Can the Cavs Pull Off the Unthinkable?

There are some games in sports that make you ask, "Did all of that really just happen?” Sunday night's Game 2 of the NBA Finals, a 95-93 overtime win by Cleveland at Golden State, was certainly one of those games.

Let's run down several of the more bizarre things.

There was Steph Curry having an unimaginably bad game, along with most of the rest of the Warriors' offense, save Klay Thompson. The frantic Warriors comeback at the end of regulation. The cringe-inducing officiating.

David Blatt's benching of an excellent Timofey Mozgov after the third quarter due to small-ball doublethink. J.R. Smith's moronic fouls. Marreese Speights' unreal blown dunk. The sloppy offense and general bricklaying from the playoffs' two most efficient offenses.

And all of this came against the subtext of the Cavs playing without Kyrie Irving, out for the rest of the playoffs with a broken kneecap.

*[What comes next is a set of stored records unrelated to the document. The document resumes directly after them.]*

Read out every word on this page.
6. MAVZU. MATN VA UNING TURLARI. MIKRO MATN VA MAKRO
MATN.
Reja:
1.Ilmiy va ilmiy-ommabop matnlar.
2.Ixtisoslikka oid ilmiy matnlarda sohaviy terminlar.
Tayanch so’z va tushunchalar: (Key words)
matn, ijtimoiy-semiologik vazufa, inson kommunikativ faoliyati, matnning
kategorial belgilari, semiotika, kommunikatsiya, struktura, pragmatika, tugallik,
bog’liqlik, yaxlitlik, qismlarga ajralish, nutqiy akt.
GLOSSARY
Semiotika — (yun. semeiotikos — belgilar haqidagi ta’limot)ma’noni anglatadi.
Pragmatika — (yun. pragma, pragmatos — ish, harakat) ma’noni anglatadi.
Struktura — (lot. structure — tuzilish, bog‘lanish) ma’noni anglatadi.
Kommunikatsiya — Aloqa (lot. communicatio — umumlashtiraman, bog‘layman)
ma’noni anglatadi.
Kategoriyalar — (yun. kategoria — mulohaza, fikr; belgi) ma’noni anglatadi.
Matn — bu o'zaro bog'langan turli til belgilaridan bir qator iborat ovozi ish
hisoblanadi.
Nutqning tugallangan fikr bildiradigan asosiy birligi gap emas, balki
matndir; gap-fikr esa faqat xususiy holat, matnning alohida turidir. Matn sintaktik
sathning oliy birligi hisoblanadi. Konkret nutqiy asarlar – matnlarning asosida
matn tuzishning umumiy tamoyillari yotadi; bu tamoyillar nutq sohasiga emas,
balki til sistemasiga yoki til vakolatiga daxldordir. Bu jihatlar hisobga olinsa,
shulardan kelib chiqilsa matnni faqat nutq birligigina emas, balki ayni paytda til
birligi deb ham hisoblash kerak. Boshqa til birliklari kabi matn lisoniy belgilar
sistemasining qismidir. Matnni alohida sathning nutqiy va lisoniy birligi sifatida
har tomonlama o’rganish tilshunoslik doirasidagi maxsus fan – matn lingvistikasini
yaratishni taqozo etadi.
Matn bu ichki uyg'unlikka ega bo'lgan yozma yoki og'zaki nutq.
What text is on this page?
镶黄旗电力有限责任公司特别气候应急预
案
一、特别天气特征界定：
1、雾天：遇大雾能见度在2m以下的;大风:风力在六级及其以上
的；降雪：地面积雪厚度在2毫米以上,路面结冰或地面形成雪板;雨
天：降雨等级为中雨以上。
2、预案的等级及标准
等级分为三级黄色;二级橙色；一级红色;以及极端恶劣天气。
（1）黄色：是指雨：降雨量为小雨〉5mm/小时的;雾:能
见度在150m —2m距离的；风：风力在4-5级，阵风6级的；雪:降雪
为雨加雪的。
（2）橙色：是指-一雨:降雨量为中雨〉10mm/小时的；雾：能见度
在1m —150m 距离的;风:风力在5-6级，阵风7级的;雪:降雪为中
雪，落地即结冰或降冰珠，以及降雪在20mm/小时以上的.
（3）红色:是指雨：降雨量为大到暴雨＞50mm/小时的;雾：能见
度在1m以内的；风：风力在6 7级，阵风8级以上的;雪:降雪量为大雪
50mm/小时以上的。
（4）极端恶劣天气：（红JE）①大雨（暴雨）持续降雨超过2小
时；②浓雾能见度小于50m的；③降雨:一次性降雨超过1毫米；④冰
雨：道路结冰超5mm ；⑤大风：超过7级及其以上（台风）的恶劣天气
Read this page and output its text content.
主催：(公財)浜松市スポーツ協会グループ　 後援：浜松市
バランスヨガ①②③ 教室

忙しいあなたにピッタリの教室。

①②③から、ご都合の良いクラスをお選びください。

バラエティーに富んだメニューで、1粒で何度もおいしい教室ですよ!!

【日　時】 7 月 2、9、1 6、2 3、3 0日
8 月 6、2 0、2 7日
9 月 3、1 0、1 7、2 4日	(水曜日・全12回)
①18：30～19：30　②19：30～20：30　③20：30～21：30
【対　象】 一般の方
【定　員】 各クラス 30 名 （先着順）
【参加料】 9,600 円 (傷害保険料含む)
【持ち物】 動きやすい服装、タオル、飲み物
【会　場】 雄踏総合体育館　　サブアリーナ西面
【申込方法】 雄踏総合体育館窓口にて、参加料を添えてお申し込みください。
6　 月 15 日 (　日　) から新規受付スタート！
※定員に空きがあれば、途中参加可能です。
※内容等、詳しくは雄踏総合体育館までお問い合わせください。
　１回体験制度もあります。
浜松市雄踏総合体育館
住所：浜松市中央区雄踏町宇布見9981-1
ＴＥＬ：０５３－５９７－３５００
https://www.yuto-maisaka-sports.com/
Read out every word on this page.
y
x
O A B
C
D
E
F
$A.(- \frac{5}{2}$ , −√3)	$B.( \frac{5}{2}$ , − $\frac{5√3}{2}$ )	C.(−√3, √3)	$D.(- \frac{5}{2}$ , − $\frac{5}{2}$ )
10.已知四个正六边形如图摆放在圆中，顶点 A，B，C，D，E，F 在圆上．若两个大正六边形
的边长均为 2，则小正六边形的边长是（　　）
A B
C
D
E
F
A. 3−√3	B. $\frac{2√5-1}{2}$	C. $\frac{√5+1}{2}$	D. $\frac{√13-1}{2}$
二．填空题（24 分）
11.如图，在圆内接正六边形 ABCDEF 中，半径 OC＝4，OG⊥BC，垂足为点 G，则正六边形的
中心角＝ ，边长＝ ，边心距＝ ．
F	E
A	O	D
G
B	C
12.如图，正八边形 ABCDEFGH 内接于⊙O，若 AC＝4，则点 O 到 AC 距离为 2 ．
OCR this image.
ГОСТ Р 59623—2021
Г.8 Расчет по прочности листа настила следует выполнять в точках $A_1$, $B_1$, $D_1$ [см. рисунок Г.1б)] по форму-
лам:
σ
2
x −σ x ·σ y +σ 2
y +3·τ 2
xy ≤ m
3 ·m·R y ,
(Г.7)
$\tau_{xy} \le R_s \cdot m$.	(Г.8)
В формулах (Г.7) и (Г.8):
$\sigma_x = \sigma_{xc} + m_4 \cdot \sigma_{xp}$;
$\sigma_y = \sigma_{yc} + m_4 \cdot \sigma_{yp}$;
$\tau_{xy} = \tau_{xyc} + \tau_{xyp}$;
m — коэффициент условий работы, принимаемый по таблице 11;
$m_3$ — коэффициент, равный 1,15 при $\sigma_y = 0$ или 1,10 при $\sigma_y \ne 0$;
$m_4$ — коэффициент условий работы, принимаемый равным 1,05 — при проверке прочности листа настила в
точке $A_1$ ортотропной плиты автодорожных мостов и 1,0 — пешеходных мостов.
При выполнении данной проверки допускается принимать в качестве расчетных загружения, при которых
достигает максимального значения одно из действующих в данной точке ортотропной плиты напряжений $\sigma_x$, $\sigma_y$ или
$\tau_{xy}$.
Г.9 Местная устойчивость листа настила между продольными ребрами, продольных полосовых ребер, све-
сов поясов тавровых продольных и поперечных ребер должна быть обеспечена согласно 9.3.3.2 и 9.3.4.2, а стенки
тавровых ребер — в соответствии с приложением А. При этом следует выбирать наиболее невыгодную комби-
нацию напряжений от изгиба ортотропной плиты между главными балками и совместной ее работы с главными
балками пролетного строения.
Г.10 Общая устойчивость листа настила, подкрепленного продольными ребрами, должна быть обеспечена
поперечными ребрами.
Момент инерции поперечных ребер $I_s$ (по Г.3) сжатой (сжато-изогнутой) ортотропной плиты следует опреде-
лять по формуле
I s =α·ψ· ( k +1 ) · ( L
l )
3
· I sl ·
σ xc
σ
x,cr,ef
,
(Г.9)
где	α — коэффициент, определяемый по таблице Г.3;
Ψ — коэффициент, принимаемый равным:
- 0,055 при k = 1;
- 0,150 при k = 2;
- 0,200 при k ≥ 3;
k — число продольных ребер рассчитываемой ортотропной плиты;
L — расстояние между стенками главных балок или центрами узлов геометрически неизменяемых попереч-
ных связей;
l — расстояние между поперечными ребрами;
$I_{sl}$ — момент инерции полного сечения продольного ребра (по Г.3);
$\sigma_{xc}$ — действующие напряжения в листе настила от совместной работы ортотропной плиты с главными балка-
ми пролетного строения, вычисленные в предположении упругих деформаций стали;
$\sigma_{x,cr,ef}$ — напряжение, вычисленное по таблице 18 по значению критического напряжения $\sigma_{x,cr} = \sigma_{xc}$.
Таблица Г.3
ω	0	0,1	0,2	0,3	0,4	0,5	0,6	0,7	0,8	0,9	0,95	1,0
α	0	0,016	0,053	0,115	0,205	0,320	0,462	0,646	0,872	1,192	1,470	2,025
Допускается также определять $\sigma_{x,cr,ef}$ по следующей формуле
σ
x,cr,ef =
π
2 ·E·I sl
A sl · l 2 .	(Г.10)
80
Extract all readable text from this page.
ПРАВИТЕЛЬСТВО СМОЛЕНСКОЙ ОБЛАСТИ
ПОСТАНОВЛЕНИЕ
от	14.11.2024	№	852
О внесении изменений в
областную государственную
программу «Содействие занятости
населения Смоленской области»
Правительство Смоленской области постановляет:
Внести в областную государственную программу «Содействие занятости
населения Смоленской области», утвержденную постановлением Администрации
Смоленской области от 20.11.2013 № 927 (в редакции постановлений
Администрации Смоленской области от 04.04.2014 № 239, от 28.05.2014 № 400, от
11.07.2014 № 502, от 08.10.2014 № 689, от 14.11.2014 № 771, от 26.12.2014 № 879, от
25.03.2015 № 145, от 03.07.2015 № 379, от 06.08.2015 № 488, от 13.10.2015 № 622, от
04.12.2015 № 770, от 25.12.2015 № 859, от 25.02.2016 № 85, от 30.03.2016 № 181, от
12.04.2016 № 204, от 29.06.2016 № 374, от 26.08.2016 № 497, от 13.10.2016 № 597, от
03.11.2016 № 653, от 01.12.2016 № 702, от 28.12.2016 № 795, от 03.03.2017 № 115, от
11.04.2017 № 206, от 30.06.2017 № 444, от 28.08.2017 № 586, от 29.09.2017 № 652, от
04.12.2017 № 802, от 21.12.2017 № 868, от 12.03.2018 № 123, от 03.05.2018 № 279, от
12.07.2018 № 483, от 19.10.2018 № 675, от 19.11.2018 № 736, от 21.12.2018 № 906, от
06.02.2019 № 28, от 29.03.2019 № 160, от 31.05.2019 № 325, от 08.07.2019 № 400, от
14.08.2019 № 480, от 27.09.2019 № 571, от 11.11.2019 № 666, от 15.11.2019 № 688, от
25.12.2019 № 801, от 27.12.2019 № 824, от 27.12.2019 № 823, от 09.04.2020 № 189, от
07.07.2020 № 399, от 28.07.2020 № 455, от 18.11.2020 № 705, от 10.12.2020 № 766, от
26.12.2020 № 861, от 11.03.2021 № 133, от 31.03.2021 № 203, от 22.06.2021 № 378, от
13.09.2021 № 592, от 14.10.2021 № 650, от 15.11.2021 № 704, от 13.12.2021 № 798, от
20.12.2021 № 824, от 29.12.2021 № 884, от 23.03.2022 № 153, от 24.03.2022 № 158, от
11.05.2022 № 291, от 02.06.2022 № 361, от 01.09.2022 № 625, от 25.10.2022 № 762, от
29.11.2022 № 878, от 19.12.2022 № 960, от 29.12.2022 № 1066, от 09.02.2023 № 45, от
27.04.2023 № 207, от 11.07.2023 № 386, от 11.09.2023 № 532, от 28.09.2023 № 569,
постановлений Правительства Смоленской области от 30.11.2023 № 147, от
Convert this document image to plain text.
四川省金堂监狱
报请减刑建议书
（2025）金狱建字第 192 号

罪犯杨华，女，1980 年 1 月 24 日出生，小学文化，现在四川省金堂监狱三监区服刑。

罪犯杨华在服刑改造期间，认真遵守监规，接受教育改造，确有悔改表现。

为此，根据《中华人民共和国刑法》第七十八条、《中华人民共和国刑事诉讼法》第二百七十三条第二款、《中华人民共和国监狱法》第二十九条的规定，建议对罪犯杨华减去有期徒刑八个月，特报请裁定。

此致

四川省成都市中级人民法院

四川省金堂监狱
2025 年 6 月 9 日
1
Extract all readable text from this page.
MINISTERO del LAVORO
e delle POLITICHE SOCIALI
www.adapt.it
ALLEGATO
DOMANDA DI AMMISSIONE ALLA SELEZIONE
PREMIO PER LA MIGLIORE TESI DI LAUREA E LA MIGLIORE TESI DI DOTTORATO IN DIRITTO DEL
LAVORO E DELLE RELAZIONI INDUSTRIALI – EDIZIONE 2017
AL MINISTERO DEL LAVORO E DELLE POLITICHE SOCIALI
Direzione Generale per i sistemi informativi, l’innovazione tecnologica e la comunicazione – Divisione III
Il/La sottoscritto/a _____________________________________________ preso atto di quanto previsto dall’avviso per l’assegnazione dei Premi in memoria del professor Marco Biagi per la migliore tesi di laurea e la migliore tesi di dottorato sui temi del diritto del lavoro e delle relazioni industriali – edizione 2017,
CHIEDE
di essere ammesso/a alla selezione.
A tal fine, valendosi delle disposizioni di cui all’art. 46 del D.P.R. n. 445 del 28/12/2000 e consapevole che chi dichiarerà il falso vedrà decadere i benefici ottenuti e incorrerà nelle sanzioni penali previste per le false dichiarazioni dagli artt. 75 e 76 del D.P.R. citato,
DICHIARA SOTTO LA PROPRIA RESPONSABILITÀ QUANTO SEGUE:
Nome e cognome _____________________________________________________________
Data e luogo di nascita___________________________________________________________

Despite everything, the fact is that the NBA title is still up for grabs, and an improbable question must be asked as Cleveland goes back home: can the Cavs do the unthinkable and win the championship against the juggernaut that is the 2014-15 Warriors?

The very simple answer is that if they play defense and rebound like they did in Game 2 against Golden State, absolutely anything is possible, including a five-game series win.

But logically and realistically, games where the Warriors score just over 0.9 points per possession, get dominated on the glass and have their starters shoot a mere 38 percent from the floor, including Klay Thompson's excellent game, are not going to grow on trees.

At this stage in playoffs, if you've been watching the whole way through, you might be inclined to say that Cleveland's defense is a known, great quantity that very well could be strong enough to take home a championship after being somewhat pedestrian through the regular season. But Golden State's performance on offense in Game 2 was its worst of the playoffs, even weaker than Games 2 and 3 against Memphis.

Some of the shots the Warriors missed, even the contested outside jumpers, were ones that fall at an above-league average clip, and have through a not-so-trivial sample size of 98 games before Sunday. Where Cleveland actually shot worse than Golden State in Game 2, the Cavs' 38 percent effective field goal percentage feels like a more accurate result due to the limited offensive firepower Cleveland has outside of LeBron James.

There's also the issue of depth. Cleveland was relatively fresh due to the extra off day between Games 1 and 2, but due to injuries, the Cavs are now down to a seven-man rotation, several of whom are extremely limited on offense or just playing awful basketball on that end of the floor.

The Cavs do have few more-sustainable factors going for them in this series. One is that they're absolutely controlling tempo and not letting Golden State kill them in transition. Both games so far this series have been in the 90-possession range, right around Cleveland's playoff average. Without Irving and Kevin Love, they need this series to be a grind-out, late-'90s style of basketball.

The other is that Cleveland is doing a fantastic job on the glass, with the offensive rebounding of Tristan Thompson and Mozgov being a particular strength.

All rebounding is of course crucial, and the Cavs are doing an excellent job on the defensive glass as well, but the domination on the offensive glass in these playoffs by Cleveland means so much against Golden State. When Thompson and Mozgov can stay at home on missed Cavs shots, and rebound a fair number of them, it frees the other players to get back in transition and prevent Warriors run-outs.

And of course, the Cavs have the best player in the world on their team. While a lot was written in the first half of the season about how LeBron was perhaps past his peak due to the wear-and-tear on his body throughout four straight years of playing close or more than 100 games each years plus Olympics, that all seems to have been put to rest over the past four months or so, and especially in these playoffs.

So far in the first two Finals games, LeBron looks about as physically powerful as he was at his 2011-13 Miami peak, and is finding more ways than ever to carry the rest of his supporting cast. Sure, you want him to shoot better than 11-of-34, but you really can't do much better than scoring or assisting 22 of your team's 29 baskets in a Finals game against the league's best defense.

While thinking about all-time historical placement can be an absolutely exercise in futility and devolve into lowest-common-denominator garbage, you can't help but think about what this undermanned title could do for LeBron's legacy.

By the time he retires, LeBron will go down as the greatest small forward ever. A title this year, with a seven-man rotation for the balance of the Finals and missing two All-Stars, would immediately vault him to that title and cement him as an indisputable top-five player ever should he never dribble a ball again. I'll let Twitter, Facebook, and ESPN shows I don't watch bring up the impossible Michael Jordan comparisons.

But we're at least a week from those hypotheticals coming to fruition. A Cleveland title, even with home-court advantage now on its side, still looks like the unlikelier proposition. Yet, it's at least a conversation as the series shifts to Quicken Loans Arena, and not too many people would have believed that on Sunday afternoon.